I'm supposed to be writing this essay on The Road Not Taken by Robert Frost, but of course I can't concentrate. Its due tomorrow at 10 and of course, I can't come up with shit. And that's my favorite poem. But this Luckey thing is driving my crazy. It should've been over and done with by now. This crap has been going on for weeks. But I don't want to drop her from my life. And I don't want her to drop me. And she doesn't want it either. She keeps saying she wants me. But I'm with Caitlin.

Back in high school, or even when I first started college, I would've died to get a girl like her's attention. She's pretty much everything I want in a girl. She's got the look, the style, the attitude. But she's not in school anymore, she lives with her ex, she can't be trusted and she plays with me so damn much. One moment she wants this. And the next she wants something totally opposite. One moment she's saying how she wants to distance herself from me. And the next she's asking if I want to spend the night. Like what is that? And why am I drawn to her so much?

I have a girlfriend who I work with. We're good together. We have everything planned out and we're trying to get that. With Luckey, I feel like its just physical. And a little psychological, since I can't get over it. I do want her. But me and Caitlin are solid. Even if there weren't a me and Caitlin, me and Luckey wouldn't last long. Maybe a two months. But I don't like that she lives with Jaimie, I don't like that she parties all the damn time. I don't like her friends. It would never work. It would just be a mistake. So, why is it a mistake I'm so willing to make?

"Two roads diverged in a yellow wood,
And sorry I could not travel both
And be one traveler, long I stood
And looked down one as far as I could
To where it bent in the undergrowth;"

I have two girls I like. I can see how far things with me and Luckey will go. I can see how things will turn out.

"Then took the other, as just as fair,
And having perhaps the better claim
Because it was grassy and wanted wear,
Though as for that the passing there
Had worn them really about the same,"

But I decided to go with Caitlin, because it was a better choice.

"And both that morning equally lay
In leaves no step had trodden black.
Oh, I marked the first for another day!
Yet knowing how way leads on to way
I doubted if I should ever come back."

I told Luckey that maybe one day, we could try things. But that I'm with Caitlin now. I doubt that I'll ever be with Luckey though.

"I shall be telling this with a sigh
Somewhere ages and ages hence:
Two roads diverged in a wood, and I,
I took the one less traveled by,
And that has made all the difference."

I had two girls I cared about. Two choices in which to choose from. Instead of taking the second, which was what I normally would've done. And it would've taken me to the same places I had already visited. I took the one less traveled by, the one I had never tried before. And that made all the difference. It actually worked out.

How can I not find something to write about with this poem? I'm fucking living it!

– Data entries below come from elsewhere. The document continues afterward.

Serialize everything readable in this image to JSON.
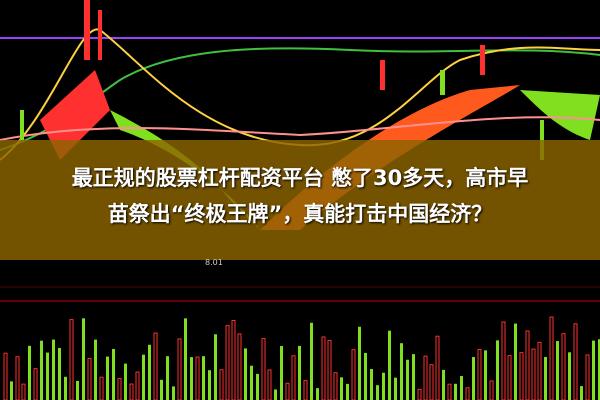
{
  "headline": {
    "line1": "最正规的股票杠杆配资平台 憋了30多天，高市早",
    "line2": "苗祭出“终极王牌”，真能打击中国经济？"
  },
  "chart_labels": {
    "low_marker": "8.01"
  },
  "colors": {
    "band": "#8c6400",
    "up": "#ff3030",
    "down": "#7fe040",
    "ribbon_red": "#ff5a1e",
    "ribbon_green": "#80e020",
    "ma_purple": "#a040ff",
    "ma_yellow": "#ffd040"
  }
}
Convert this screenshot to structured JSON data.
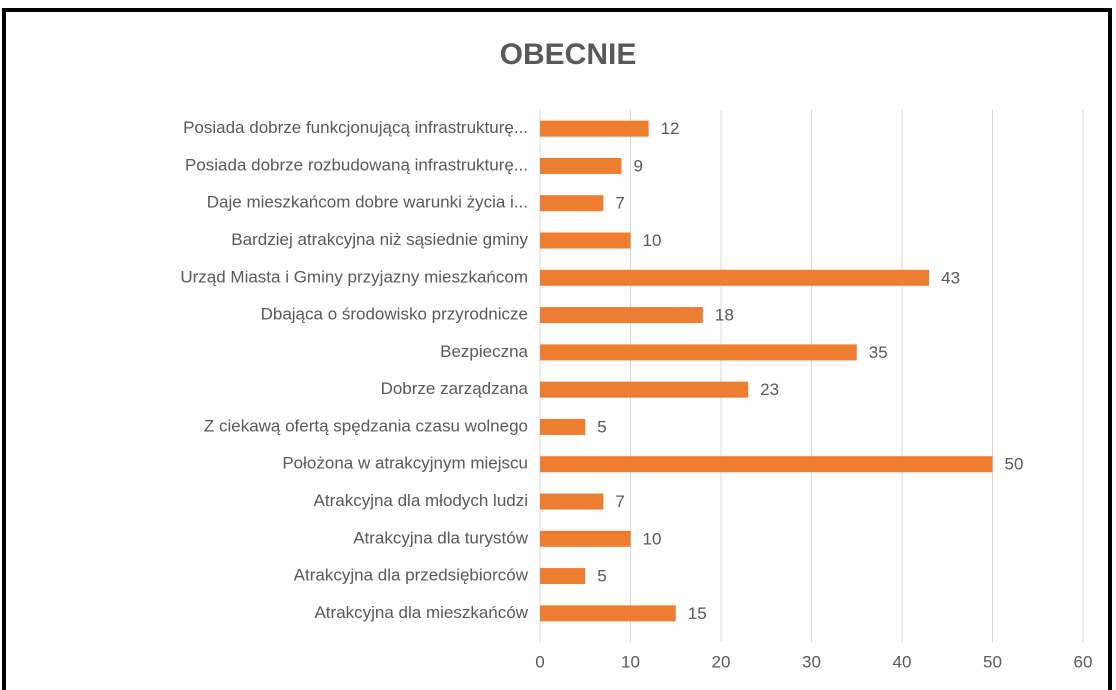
{
  "chart_data": {
    "type": "bar",
    "orientation": "horizontal",
    "title": "OBECNIE",
    "categories": [
      "Posiada dobrze funkcjonującą infrastrukturę...",
      "Posiada dobrze rozbudowaną infrastrukturę...",
      "Daje mieszkańcom dobre warunki życia i...",
      "Bardziej atrakcyjna niż sąsiednie gminy",
      "Urząd Miasta i Gminy przyjazny mieszkańcom",
      "Dbająca o środowisko przyrodnicze",
      "Bezpieczna",
      "Dobrze zarządzana",
      "Z ciekawą ofertą spędzania czasu wolnego",
      "Położona w atrakcyjnym miejscu",
      "Atrakcyjna dla młodych ludzi",
      "Atrakcyjna dla turystów",
      "Atrakcyjna dla przedsiębiorców",
      "Atrakcyjna dla mieszkańców"
    ],
    "values": [
      12,
      9,
      7,
      10,
      43,
      18,
      35,
      23,
      5,
      50,
      7,
      10,
      5,
      15
    ],
    "color": "#ed7d31",
    "xlim": [
      0,
      60
    ],
    "xticks": [
      0,
      10,
      20,
      30,
      40,
      50,
      60
    ],
    "grid": true
  }
}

I need to stop focusing on Luckey so much. I need to just let her drift from my world. Cause her being in it isn't going to do much of anything, but hold us both back. I guess a part of me is just scared that I might regret it... ha, like I'm not heading down that path already. I just need to put it in words: I think that I might get tired of Caitlin one day and want someone like Luckey but it will be too late. And I'm a little afraid that I'm supposed to have a Luckey stage but I skipped it.

Whatever. What's done is done. I don't live in regret. I make decisions and I live with them. I took the road that would make a difference. Caitlin is the most amazing girl I've ever met and Luckey is an inconsiderate dick. There's nothing to have second thoughts about.